㊟成均館スキャンダルの登場人物による現代パラレル。
ご注意ください。
あ、出てこられた。車をこっちに回せ・・・ちょっと待て。こちらに掌を向けているけれど・・・歩き出した。このまま徒歩で移動らしい。俺はそのまま警固につくから、連絡を待っててくれ。
はあ、予定が未定だとガードしにくい。今日はユニお嬢様の警固も休日だから一人だったし。こっちも俺と運転手さんだったから。クさんの仕事がキャンセルになったから本当に急な時間の空きだったんだけど、もう躍り上がるようにして駐車場に現れたときは・・・先に秘書さんから連絡は来ていたけれど・・・ああお嬢様の所に行くんだな、とは言われる前から分ったが。この人の警固につく事が多くなって、この人が喜び勇んで向かう先ってのが一つしかないってのがすぐに把握できたしな。だが、車に乗ってからがうざ・・・少し大変だった。「・・・どうして電話出ないんだろ?今日日曜だよな?ユニが休みの日だよな?」「トイレかな?1分待ったら出るかな?」「もしかして、掃除機をかけてるから着信に気づかないかも知れない!」「やっぱりトイレか?お腹壊したのかな?」・・・待つなんて口だけで、立て続けに何度も電話をかけては出ない理由を一人でわめいていた。
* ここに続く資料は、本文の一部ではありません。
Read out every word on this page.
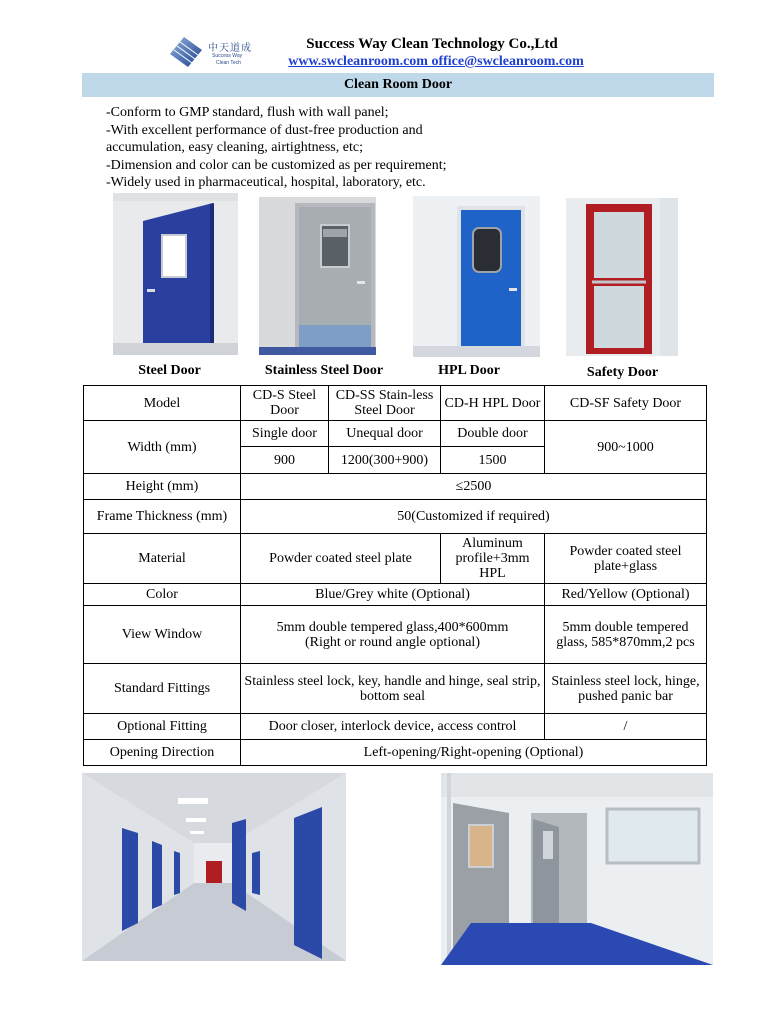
中天道成
Success Way
Clean Tech
Success Way Clean Technology Co.,Ltd
www.swcleanroom.com office@swcleanroom.com
Clean Room Door
-Conform to GMP standard, flush with wall panel;
-With excellent performance of dust-free production and
accumulation, easy cleaning, airtightness, etc;
-Dimension and color can be customized as per requirement;
-Widely used in pharmaceutical, hospital, laboratory, etc.
Steel Door	Stainless Steel Door	HPL Door	Safety Door
Model	CD-S Steel Door	CD-SS Stain-less Steel Door	CD-H HPL Door	CD-SF Safety Door
Width (mm)	Single door	Unequal door	Double door	900~1000
	900	1200(300+900)	1500	
Height (mm)	≤2500			
Frame Thickness (mm)	50(Customized if required)			
Material	Powder coated steel plate		Aluminum profile+3mm HPL	Powder coated steel plate+glass
Color	Blue/Grey white (Optional)			Red/Yellow (Optional)
View Window	5mm double tempered glass,400*600mm
(Right or round angle optional)			5mm double tempered glass, 585*870mm,2 pcs
Standard Fittings	Stainless steel lock, key, handle and hinge, seal strip, bottom seal			Stainless steel lock, hinge, pushed panic bar
Optional Fitting	Door closer, interlock device, access control			/
Opening Direction	Left-opening/Right-opening (Optional)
トイレトイレって若いお嬢様に対してお気の毒でしょうがいくら本人がここにいなくても、と思ったけど、相手すると更に五月蠅くなるのはすでに学習済みなので黙って待っていた。何度もかけた挙句に、とうとうお嬢様の弟さんにまで電話をかけたのには驚いたけど。お嬢様だって急な用事ぐらいあるだろうよ、と思いながら聞いてると、弟さんにはすぐに電話が繋がって、お嬢様は美容院にお出かけだって・・・。そりゃ女性だから美容院にも買い物にも行くだろうよ、休みだもんな。で、そのまま美容院に直行だ。美容院なんて時間がかかるものなんじゃないのか?なんてこの人には言わなかったけど。この人は待つとなったら美容院に陣取ってお嬢様が髪を手入れして貰ってるのを嬉々として見るだろうからな。俺はこの人につくばっかりでお嬢様の警固にはついたことがないんだが、時にこうやってお嬢様に会いにいったりする時にお会いしたことは何度もあるから、この人がいかにお嬢様を溺愛しているかは知ってる。俺がこの人につくようになったのは数ヶ月前からだから、その前に噂で聞いていた夜遊びに飛び回るこの人の生活は全く知らないんだ。
どちらかというと、このク・ヨンハという財閥の御曹司で、すでにグループ会社の中でトップクラスの地位にいる大変恵まれているように見えるこの人の生活は地味そのものだ。あ、着ているものとか住んでいるところとかの話じゃない。生活サイクル、と言ったらいいのだろうか。朝、出社するために迎えに来て、車で社まで送り届けたら外出しない限り待機、つまりずっとデスクワークを建物の中でしているということだ。出ても仕事で人と会ったりするだけだ。夜遅くまで働いてそのまま帰宅。正直、ものすごく働いている。びっくりするぐらい何の娯楽もない。唯一の歓びがキム・ユニというお嬢様に会えるときだ。良くて週一。それはお嬢様がクさんのマンションに泊まりがけで来てくれるときぐらい。それぐらいこの人は休日がない。地位のある人ってのは働く時間は制限されないのだろう。そんな彼の生活を見ているから、遊び人という異名のあった時代を俺は想像できない。まあ、遊び回ってたときはもっと気楽な身分だったんだろうから、学生とか、就職したてで一応ペーペーだったとか、そんな時だろうけど。
まあ他人事ではあるんだけど、凄くお金もあっていい生活をしてるのも分ってるけど、案外うらやましくはないんだよな。凄く大変だと思う。だから、お嬢様に会うのにものすごく嬉しそうなのは、心情的には案外許せてるんだ。だけどなあ、この人、微妙にうざ・・・うっとうし・・・同情できないんだよ。なんというか、まあ、お嬢様もよくこんな五月蠅い男につき合ってるなと思うわけだ、俺は。